计算机学报

	Chinese Journal of Computers Full Text
Title	Parallelization of LU Decomposition on the Godson-Tv1 Many-Core Architecture
Authors	LONG Guo-Ping FAN Dong-Rui
Address	(Key Laboratory of Computer Systems and Architecture,Institute of Computing Technology,Chinese Academy of Sciences, Beijing 100190)
Year	2009
Issue	No.11(2157—2167)
Abstract & Background	Abstract The many-core architecture is increasingly becoming a promising computing platform due to the advancement of semi-conductor technology. LU decomposition is a widely used kernel in both scientific and engineering computations. Although there are a lot of related works on traditional parallel architectures, there is still little work focusing on parallelizing it on many-core architectures. This paper investigates this problem from three aspects: load balancing, latency hiding and performance modeling. There are three contributions of this work: Firstly, a novel load balancing technique has been introduced to overcome the limitations of 2D scatter decomposition. Experimental results show that the proposed scheme achieves 20% performance improvement without optimization and 40% improvement after optimization. Secondly, an analytical performance model is presented. Quantitative experimental study shows that by carefully hiding memory latency through on chip memory hierarchy and for a selected block size, the upper bound of theoretical performance can be approximated by experiments. Experimental results also reveal two primary causes which make theoretical speedup hard to achieve: limited DRAM bandwidth and resource contention of on-chip network. Keywords many-core architecture; LU decomposition; parallelization; latency tolerance; performance model Background The many-core architecture is increasingly becoming a promising computing platform due to the advancement of semi-conductor technology. Back in 2002, IBM researchers reported their early evaluation results of Cyclops many-core architecture. In 2007 ISSCC conference, Intel announced an 80-core TeraFlops prototype chip. The IBM Cyclops architecture had eventually evolved into the cache-less C64 architecture, which has been evaluated extensively by Prof. Guang R. Gao’s group at University of Delaware.

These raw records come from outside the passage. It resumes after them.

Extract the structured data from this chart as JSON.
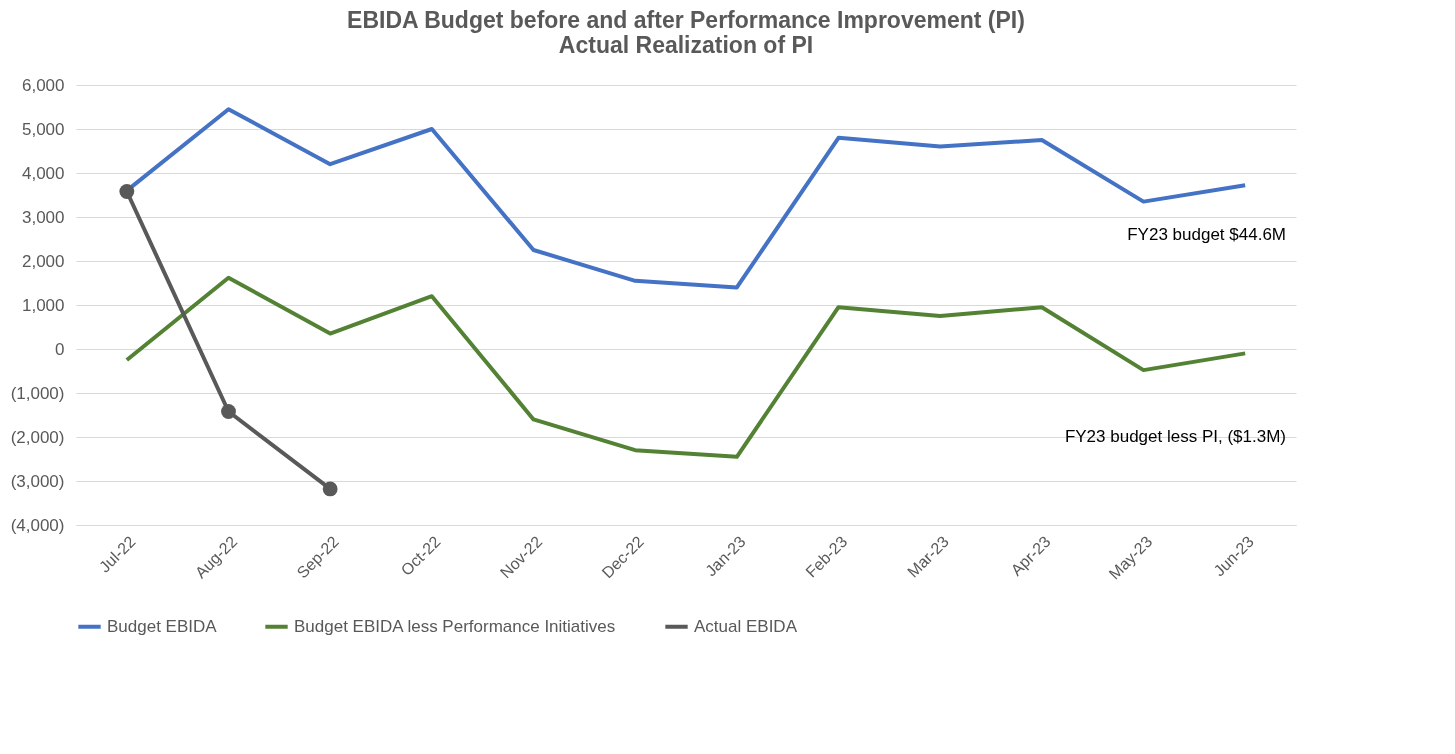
{
  "chart_data": {
    "type": "line",
    "title": [
      "EBIDA Budget before and after Performance Improvement (PI)",
      "Actual Realization of PI"
    ],
    "categories": [
      "Jul-22",
      "Aug-22",
      "Sep-22",
      "Oct-22",
      "Nov-22",
      "Dec-22",
      "Jan-23",
      "Feb-23",
      "Mar-23",
      "Apr-23",
      "May-23",
      "Jun-23"
    ],
    "series": [
      {
        "name": "Budget EBIDA",
        "color": "#4472c4",
        "values": [
          3600,
          5450,
          4200,
          5000,
          2250,
          1550,
          1400,
          4800,
          4600,
          4750,
          3350,
          3720
        ]
      },
      {
        "name": "Budget EBIDA less Performance Initiatives",
        "color": "#548235",
        "values": [
          -250,
          1620,
          350,
          1200,
          -1600,
          -2300,
          -2450,
          950,
          750,
          950,
          -480,
          -100
        ]
      },
      {
        "name": "Actual EBIDA",
        "color": "#595959",
        "marker": "circle",
        "values": [
          3580,
          -1420,
          -3180,
          null,
          null,
          null,
          null,
          null,
          null,
          null,
          null,
          null
        ]
      }
    ],
    "ylim": [
      -4000,
      6000
    ],
    "yticks": [
      {
        "value": -4000,
        "label": "(4,000)"
      },
      {
        "value": -3000,
        "label": "(3,000)"
      },
      {
        "value": -2000,
        "label": "(2,000)"
      },
      {
        "value": -1000,
        "label": "(1,000)"
      },
      {
        "value": 0,
        "label": "0"
      },
      {
        "value": 1000,
        "label": "1,000"
      },
      {
        "value": 2000,
        "label": "2,000"
      },
      {
        "value": 3000,
        "label": "3,000"
      },
      {
        "value": 4000,
        "label": "4,000"
      },
      {
        "value": 5000,
        "label": "5,000"
      },
      {
        "value": 6000,
        "label": "6,000"
      }
    ],
    "annotations": [
      "FY23 budget $44.6M",
      "FY23 budget less PI, ($1.3M)"
    ],
    "grid": "y",
    "legend": "bottom",
    "line_style": "solid"
  }
}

This paper investigates the problem of parallelizing LU on Godson-T, a many core architecture. The authors study the problem from load balancing, latency hiding and performance modeling, specifically, propose a novel load balancing technique to overcome the limitations of 2D scatter decomposition, and propose an analytical model to understand the performance potential. The experimental results on Godson-T platform provide interesting observations regarding how to parallelize applications on many core architectures.